Wally walked into the cafe, his hat in his hands. “Uh, I managed to get you twelve men, Mr. MacDougal,” he said, not willing to meet Angus’s eyes directly.
“That’s a good man, Wally. I knew you’d come through for me as usual.”
“I told ‘em since this wasn’t an official posse, that you’d be paying them for the trip,” Wally said, his voice low and uncertain, as if he were asking Angus instead of telling him how it was going to be.
Angus waved a hand. “No problem, Wally. Since this is personal, I really can’t expect the town to pay for it, now can I?”
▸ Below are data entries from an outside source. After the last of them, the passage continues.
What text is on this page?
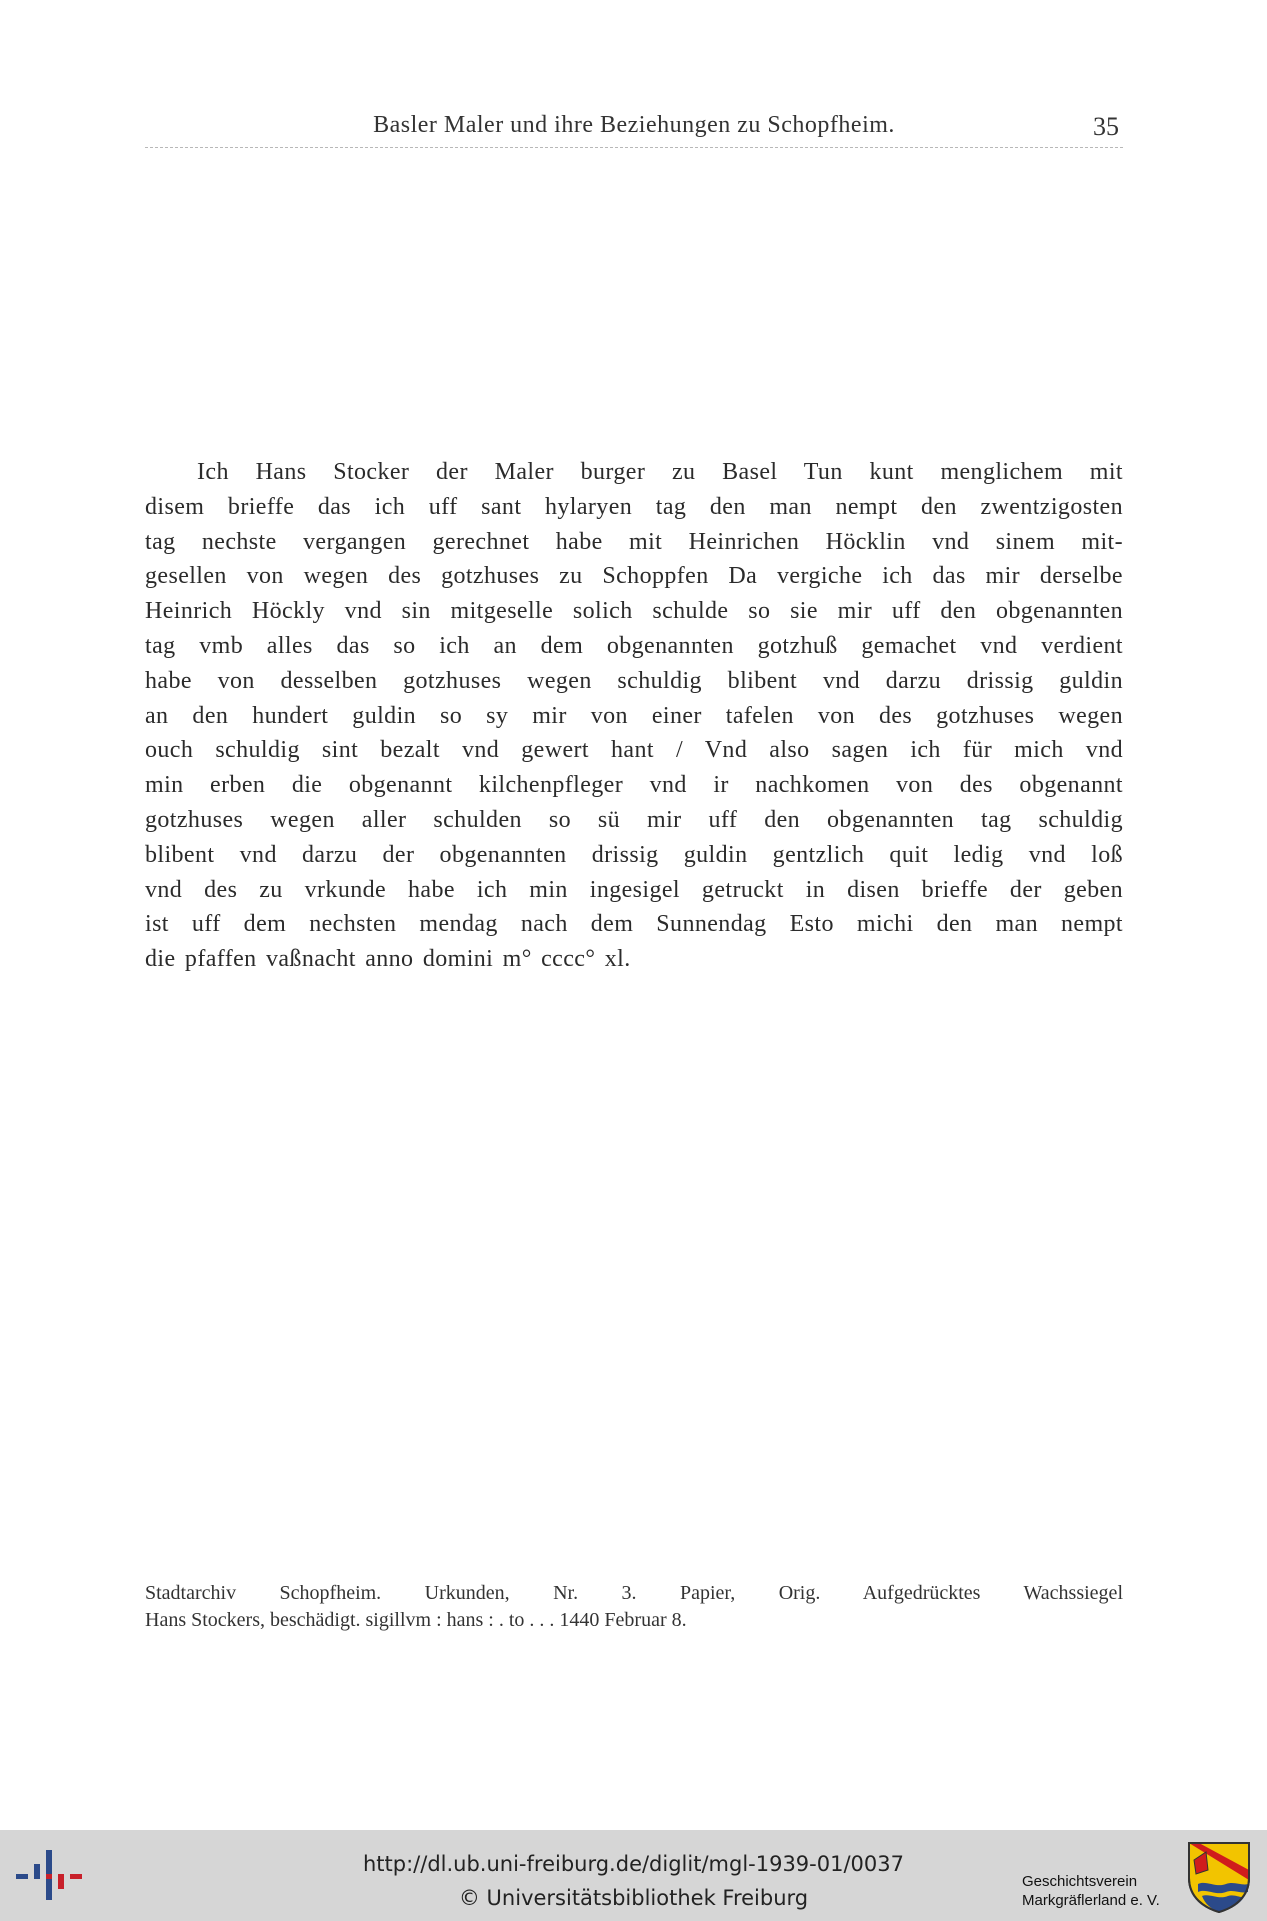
Basler Maler und ihre Beziehungen zu Schopfheim.	35
Ich Hans Stocker der Maler burger zu Basel Tun kunt menglichem mit
disem brieffe das ich uff sant hylaryen tag den man nempt den zwentzigosten
tag nechste vergangen gerechnet habe mit Heinrichen Höcklin vnd sinem mit-
gesellen von wegen des gotzhuses zu Schoppfen Da vergiche ich das mir derselbe
Heinrich Höckly vnd sin mitgeselle solich schulde so sie mir uff den obgenannten
tag vmb alles das so ich an dem obgenannten gotzhuß gemachet vnd verdient
habe von desselben gotzhuses wegen schuldig blibent vnd darzu drissig guldin
an den hundert guldin so sy mir von einer tafelen von des gotzhuses wegen
ouch schuldig sint bezalt vnd gewert hant / Vnd also sagen ich für mich vnd
min erben die obgenannt kilchenpfleger vnd ir nachkomen von des obgenannt
gotzhuses wegen aller schulden so sü mir uff den obgenannten tag schuldig
blibent vnd darzu der obgenannten drissig guldin gentzlich quit ledig vnd loß
vnd des zu vrkunde habe ich min ingesigel getruckt in disen brieffe der geben
ist uff dem nechsten mendag nach dem Sunnendag Esto michi den man nempt
die pfaffen vaßnacht anno domini m° cccc° xl.
Stadtarchiv Schopfheim. Urkunden, Nr. 3. Papier, Orig. Aufgedrücktes Wachssiegel
Hans Stockers, beschädigt. sigillvm : hans : . to . . . 1440 Februar 8.
http://dl.ub.uni-freiburg.de/diglit/mgl-1939-01/0037
© Universitätsbibliothek Freiburg
Geschichtsverein
Markgräflerland e. V.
“Uh . . . no, sir. I guess not.”
“Now, while I’m finishing up here, I want you to get a couple of packhorses and go on over to the general store and get a couple of crates of dynamite, some cans of black powder, lots of extra ammunition of various calibers, and enough grub for the men to be gone a week or so.”
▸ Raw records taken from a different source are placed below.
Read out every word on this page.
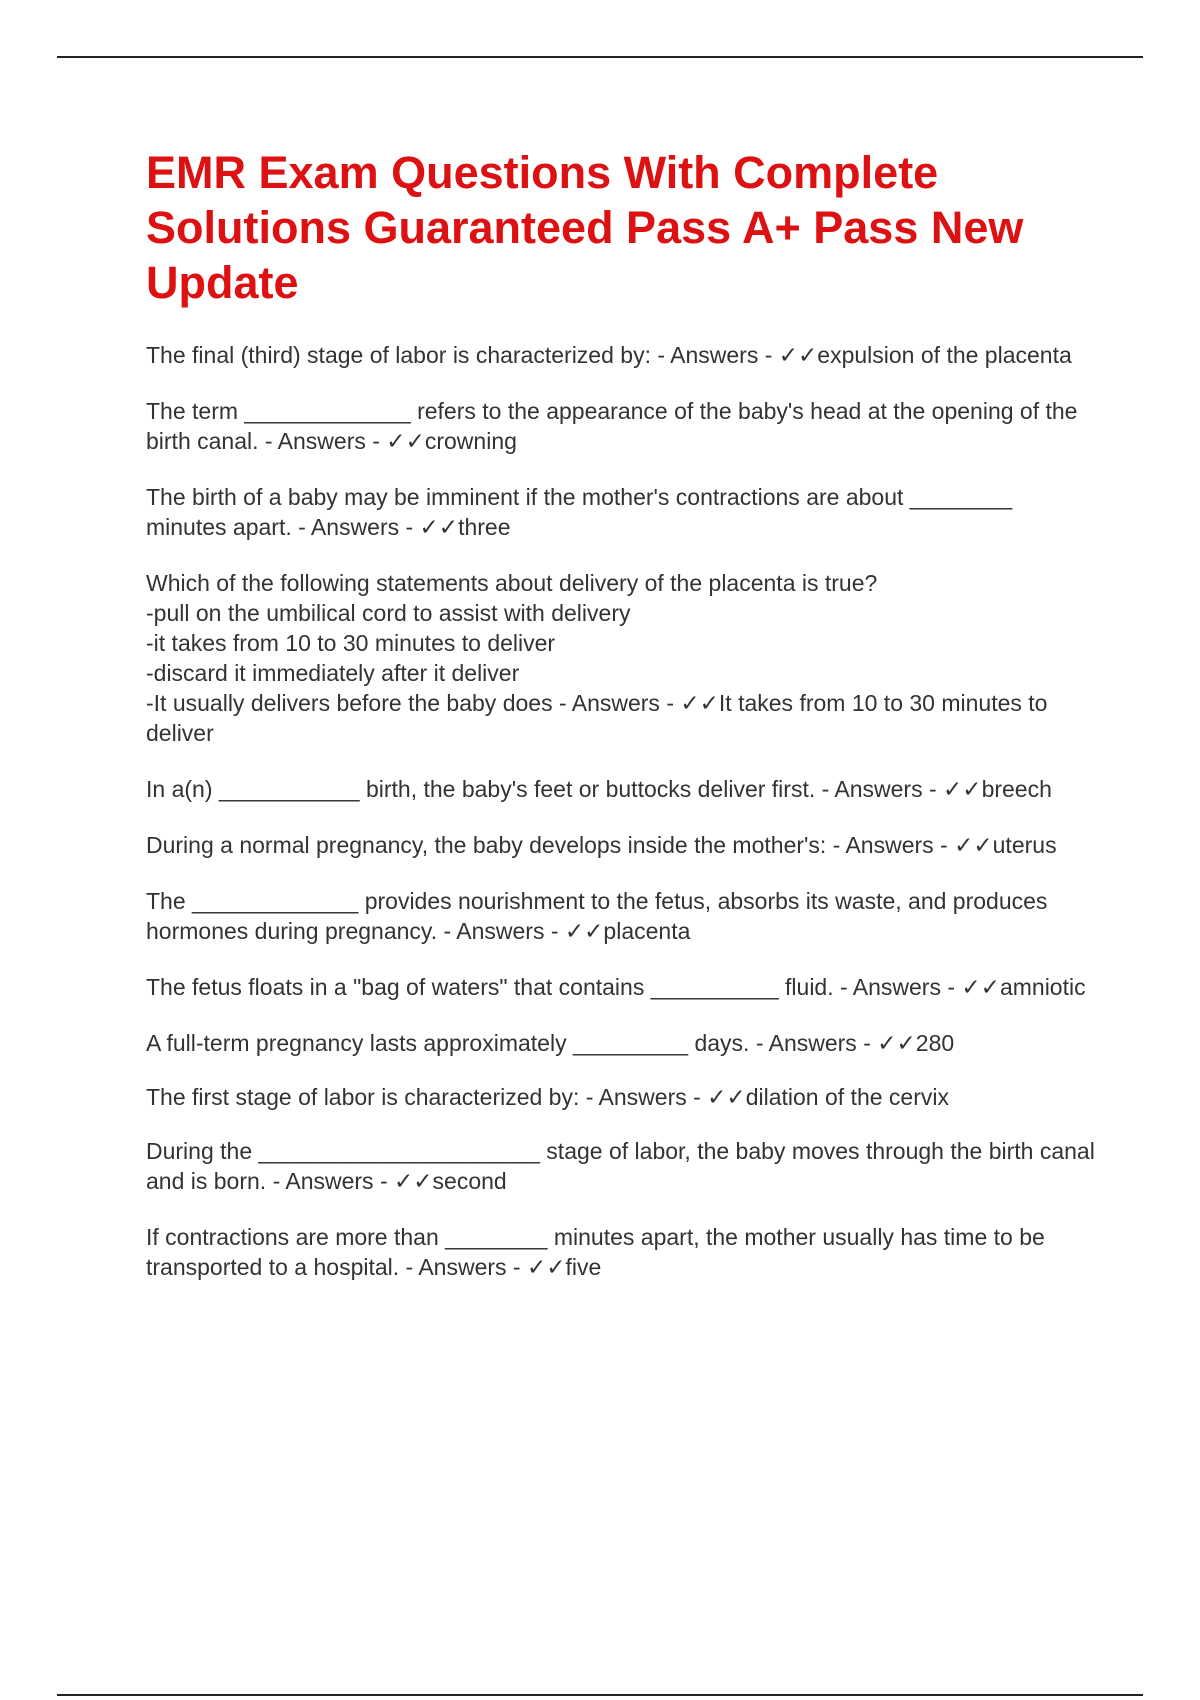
EMR Exam Questions With Complete Solutions Guaranteed Pass A+ Pass New Update

The final (third) stage of labor is characterized by: - Answers - ✓✓expulsion of the placenta

The term _____________ refers to the appearance of the baby's head at the opening of the birth canal. - Answers - ✓✓crowning

The birth of a baby may be imminent if the mother's contractions are about ________ minutes apart. - Answers - ✓✓three

Which of the following statements about delivery of the placenta is true?
-pull on the umbilical cord to assist with delivery
-it takes from 10 to 30 minutes to deliver
-discard it immediately after it deliver
-It usually delivers before the baby does - Answers - ✓✓It takes from 10 to 30 minutes to deliver

In a(n) ___________ birth, the baby's feet or buttocks deliver first. - Answers - ✓✓breech

During a normal pregnancy, the baby develops inside the mother's: - Answers - ✓✓uterus

The _____________ provides nourishment to the fetus, absorbs its waste, and produces hormones during pregnancy. - Answers - ✓✓placenta

The fetus floats in a "bag of waters" that contains __________ fluid. - Answers - ✓✓amniotic

A full-term pregnancy lasts approximately _________ days. - Answers - ✓✓280

The first stage of labor is characterized by: - Answers - ✓✓dilation of the cervix

During the ______________________ stage of labor, the baby moves through the birth canal and is born. - Answers - ✓✓second

If contractions are more than ________ minutes apart, the mother usually has time to be transported to a hospital. - Answers - ✓✓five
“Is there anything else?” Wally asked, struggling to keep his anger at being ordered around like he was one of Angus’s employees out of his voice.
Angus shook his head. “No, I think that ought to do it for right now.”
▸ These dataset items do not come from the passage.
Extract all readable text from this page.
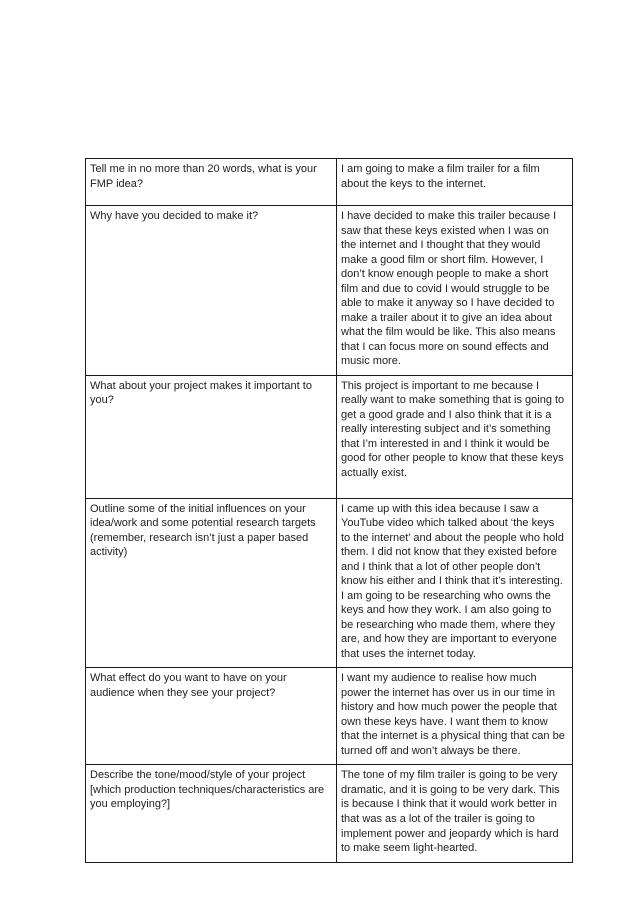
Tell me in no more than 20 words, what is your FMP idea?	I am going to make a film trailer for a film about the keys to the internet.
Why have you decided to make it?	I have decided to make this trailer because I saw that these keys existed when I was on the internet and I thought that they would make a good film or short film. However, I don’t know enough people to make a short film and due to covid I would struggle to be able to make it anyway so I have decided to make a trailer about it to give an idea about what the film would be like. This also means that I can focus more on sound effects and music more.
What about your project makes it important to you?	This project is important to me because I really want to make something that is going to get a good grade and I also think that it is a really interesting subject and it’s something that I’m interested in and I think it would be good for other people to know that these keys actually exist.
Outline some of the initial influences on your idea/work and some potential research targets (remember, research isn’t just a paper based activity)	I came up with this idea because I saw a YouTube video which talked about ‘the keys to the internet’ and about the people who hold them. I did not know that they existed before and I think that a lot of other people don’t know his either and I think that it’s interesting. I am going to be researching who owns the keys and how they work. I am also going to be researching who made them, where they are, and how they are important to everyone that uses the internet today.
What effect do you want to have on your audience when they see your project?	I want my audience to realise how much power the internet has over us in our time in history and how much power the people that own these keys have. I want them to know that the internet is a physical thing that can be turned off and won’t always be there.
Describe the tone/mood/style of your project [which production techniques/characteristics are you employing?]	The tone of my film trailer is going to be very dramatic, and it is going to be very dark. This is because I think that it would work better in that was as a lot of the trailer is going to implement power and jeopardy which is hard to make seem light-hearted.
Wally put his hat on and walked from the cafe. As he walked toward the general store, he thought to himself, Crazy old coot! Serve his ass right if Jensen somehow manages to blow his fool head off. And just where does he get off ordering me around like I’m some ranch hand anyway?
By the time he got to the store, he was so mad he could hardly unclench his teeth to say hello to the proprietor when greeted.
He pointed behind the counter at the hundreds of boxes of ammunition. “Seymour, I’m gonna need a bunch of cartridges and other things, and I’m gonna need ‘em fast.”
TWENTY-FOUR
Sally sat on a wide settee in Dr. Spalding’s parlor holding Mary Carson’s hand. Mary was quietly sobbing into a lace handkerchief. Across the room, Pearlie and Cal sat in high-armed easy chairs, both of them acutely uncomfortable in the presence of a crying woman.
Finally, after what seemed like years but was only a couple of hours, Cotton Spalding emerged from his inner treatment room drying his hands on a towel. He looked dog-tired, with red, bloodshot eyes and dark circles under the eyes. He’d been continually by Monte’s side during the long night, and it showed.
Mary looked up quickly, an unspoken question in her eyes. Cotton smiled at her and moved to take her hand. “He’s going to be just fine, Mary. He’s awake now and I can find no evidence of any brain damage or other infirmity, other than a complete amnesia about the events of the last couple of days, which isn’t unusual in these cases.”
“Oh, thank God!” Mary breathed, looking skyward.
Sally Jensen looked over at the boys, her eyes brimming with tears of thankfulness, while both Cal and Pearlie grinned from ear to ear.